I try to write a simple tcp based job queue server. It's purpose is to
get commands from a client and store them in a queue (STL). The server
has a thread which checks periodically the queue, executes the commands
in it and removes them from the queue after done so. It also has a
thread for every client connection. I am using the low level SOCKET
API. My server is a Win32 console app and my client is MFC. The
followinf struct is passed through the sockets:
typedef struct
{
int iCmdId;
char szJobID[JOBIDLENGTH];
char szWorkPath[PATHLENGTH];
char szUser[USERLENGTH];
} SERVERCMD;
The client can query the server about the jobs currently queued. The
server sends then each item (the whole struct) in the queue to the
client. The wired problem with this function is that for a while
everything seems fine. I get all queued jobs listed in my clients
CListBox. But after repeatingly calling the ListJobs() function my data
get somehow corrupted (although the queue doesn't change). In the
following I post the sourcode for the server's and client's ListJobs()

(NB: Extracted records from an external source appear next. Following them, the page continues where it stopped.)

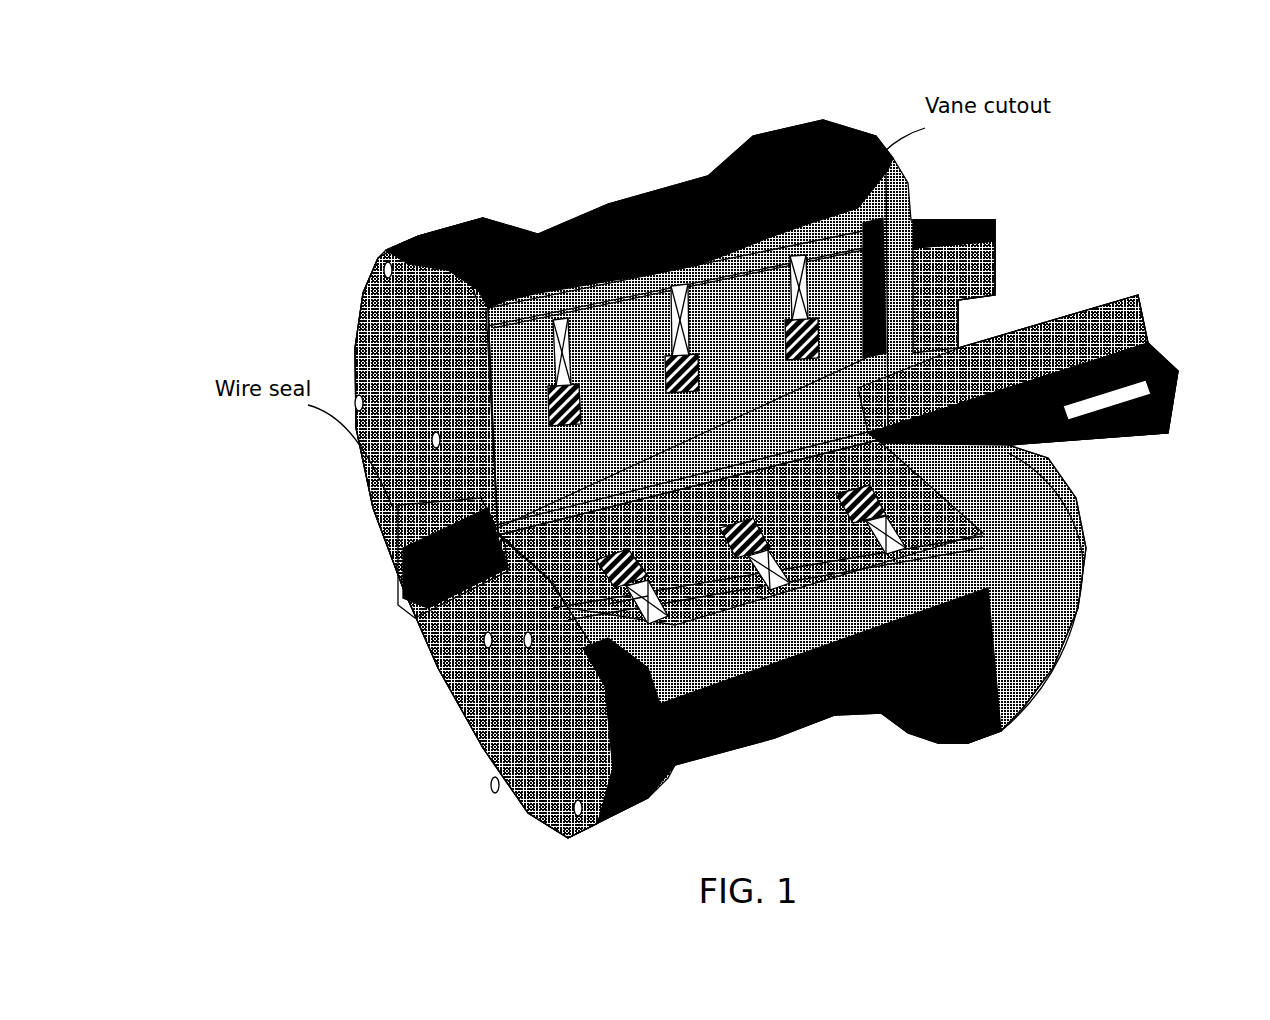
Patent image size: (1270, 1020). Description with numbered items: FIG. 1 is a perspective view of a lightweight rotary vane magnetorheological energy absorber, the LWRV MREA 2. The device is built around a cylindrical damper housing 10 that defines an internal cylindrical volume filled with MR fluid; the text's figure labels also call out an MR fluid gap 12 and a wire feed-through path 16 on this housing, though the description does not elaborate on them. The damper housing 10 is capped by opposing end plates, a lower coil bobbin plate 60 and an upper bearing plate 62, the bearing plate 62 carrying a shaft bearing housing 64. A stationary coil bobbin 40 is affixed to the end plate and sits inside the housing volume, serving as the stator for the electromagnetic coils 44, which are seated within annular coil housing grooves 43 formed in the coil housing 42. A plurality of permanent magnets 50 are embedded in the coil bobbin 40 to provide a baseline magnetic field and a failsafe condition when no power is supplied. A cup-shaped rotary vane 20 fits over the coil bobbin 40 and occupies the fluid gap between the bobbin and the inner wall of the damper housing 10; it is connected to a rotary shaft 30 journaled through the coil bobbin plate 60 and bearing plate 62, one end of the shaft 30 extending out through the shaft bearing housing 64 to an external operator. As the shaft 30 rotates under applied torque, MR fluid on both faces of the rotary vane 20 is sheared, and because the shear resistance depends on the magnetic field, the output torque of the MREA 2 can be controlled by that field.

The lightweight rotary vane magnetorheological energy absorber 2 is at (230, 86).
The cylindrical damper housing 10 is at (600, 230).
The MR fluid gap 12 is at (473, 287).
The wire feed-through path 16 is at (560, 590).
The cup-shaped rotary vane 20 is at (753, 250).
The rotary shaft 30 is at (1057, 333).
The coil bobbin 40 is at (1020, 630).
The coil housing 42 is at (697, 567).
The coil housing grooves 43 is at (633, 580).
The electromagnetic coils 44 is at (717, 437).
The permanent magnets 50 is at (760, 565).
The coil bobbin plate 60 is at (393, 359).
The bearing plate 62 is at (1040, 543).
The shaft bearing housing 64 is at (980, 223).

function and the debuging output which clearly shows the problem.
server:
void ListJobs( SOCKET client )
{
int bytesSent = 0;
char buffer[5];
itoa( CmdQueue.size(), buffer, 10 );
bytesSent = send( client, (char*)&buffer, sizeof(buffer), 0 );
LogMessage( "ListJobs: sent %d bytes -> nJobs=%d\n", bytesSent,
CmdQueue.size() );
for (int i=0; i<CmdQueue.size(); i++)
{
SERVERCMD job = CmdQueue[i];
bytesSent = send( client, (char*)&job, sizeof(SERVERCMD), 0 );
LogMessage( "ListJobs: sent %d bytes of jobdata\n", bytesSent
);
}
LogMessage( "\n" );
}
client:
SERVERCMD * ListJobs( int * nJobs )
{
if ( sockClient == NULL )
return NULL;
int bytesSent,bytesRecv;
SERVERCMD * jobs;
// send list request to server
SERVERCMD job;
job.iCmdId = CMD_LSTJOB;
bytesSent = send( sockClient, (char*)&job, sizeof(SERVERCMD), 0 );
if ( bytesSent == SOCKET_ERROR )
return NULL;
// receive number of jobs
*nJobs = 0;
char buffer[5];
bytesRecv = recv( sockClient, (char*)&buffer, sizeof(buffer), 0 );
if ( bytesRecv != SOCKET_ERROR )
{
*nJobs = atoi( buffer );
debug("ListJobs: reveiced %d bytes -> nJobs=%d\n", bytesRecv,
*nJobs);
// allocate space for jobs
size_t jobsSize = *nJobs * sizeof(SERVERCMD);
jobs = (SERVERCMD*)malloc( jobsSize );
debug("ListJobs: allocating %d bytes\n", jobsSize);
// receive jobs
for (int i=0;i<*nJobs; i++)
{
bytesRecv = recv( sockClient, (char*)&(jobs[i]),
sizeof(SERVERCMD), 0 );
if ( bytesRecv == SOCKET_ERROR ) return NULL;
debug("ListJobs: received %d bytes of jobdata\n",
bytesRecv);
}
debug("\n");
}
else
return NULL;
return jobs;
}
In the following debugging output 2 jobs were put into the queue. The
queue was then queried multible times.
server:
ListJobs: sent 5 bytes -> nJobs=1 <-- one job in queue
ListJobs: sent 1228 bytes of jobdata
ListJobs: sent 5 bytes -> nJobs=2 <-- two jobs in queue
ListJobs: sent 1228 bytes of jobdata
ListJobs: sent 1228 bytes of jobdata
ListJobs: sent 5 bytes -> nJobs=2 <-- two jobs in queue
ListJobs: sent 1228 bytes of jobdata
ListJobs: sent 1228 bytes of jobdata
(...)
ListJobs: sent 5 bytes -> nJobs=2
ListJobs: sent 1228 bytes of jobdata
ListJobs: sent 1228 bytes of jobdata
client:
ListJobs: reveiced 5 bytes -> nJobs=1 <-- one job in queue
ListJobs: allocating 1228 bytes <-- size of 1*SERVERCMD
ListJobs: received 1228 bytes of jobdata <-- this is OK
ListJobs: reveiced 5 bytes -> nJobs=2 <-- two jobs in queue
ListJobs: allocating 2456 bytes <-- OK
ListJobs: received 1228 bytes of jobdata <-- OK
ListJobs: received 1228 bytes of jobdata <-- OK
(after quering queue multible times)
ListJobs: reveiced 5 bytes -> nJobs=2
ListJobs: allocating 2456 bytes
ListJobs: received 1228 bytes of jobdata
ListJobs: received 232 bytes of jobdata <-- Woho, what's that?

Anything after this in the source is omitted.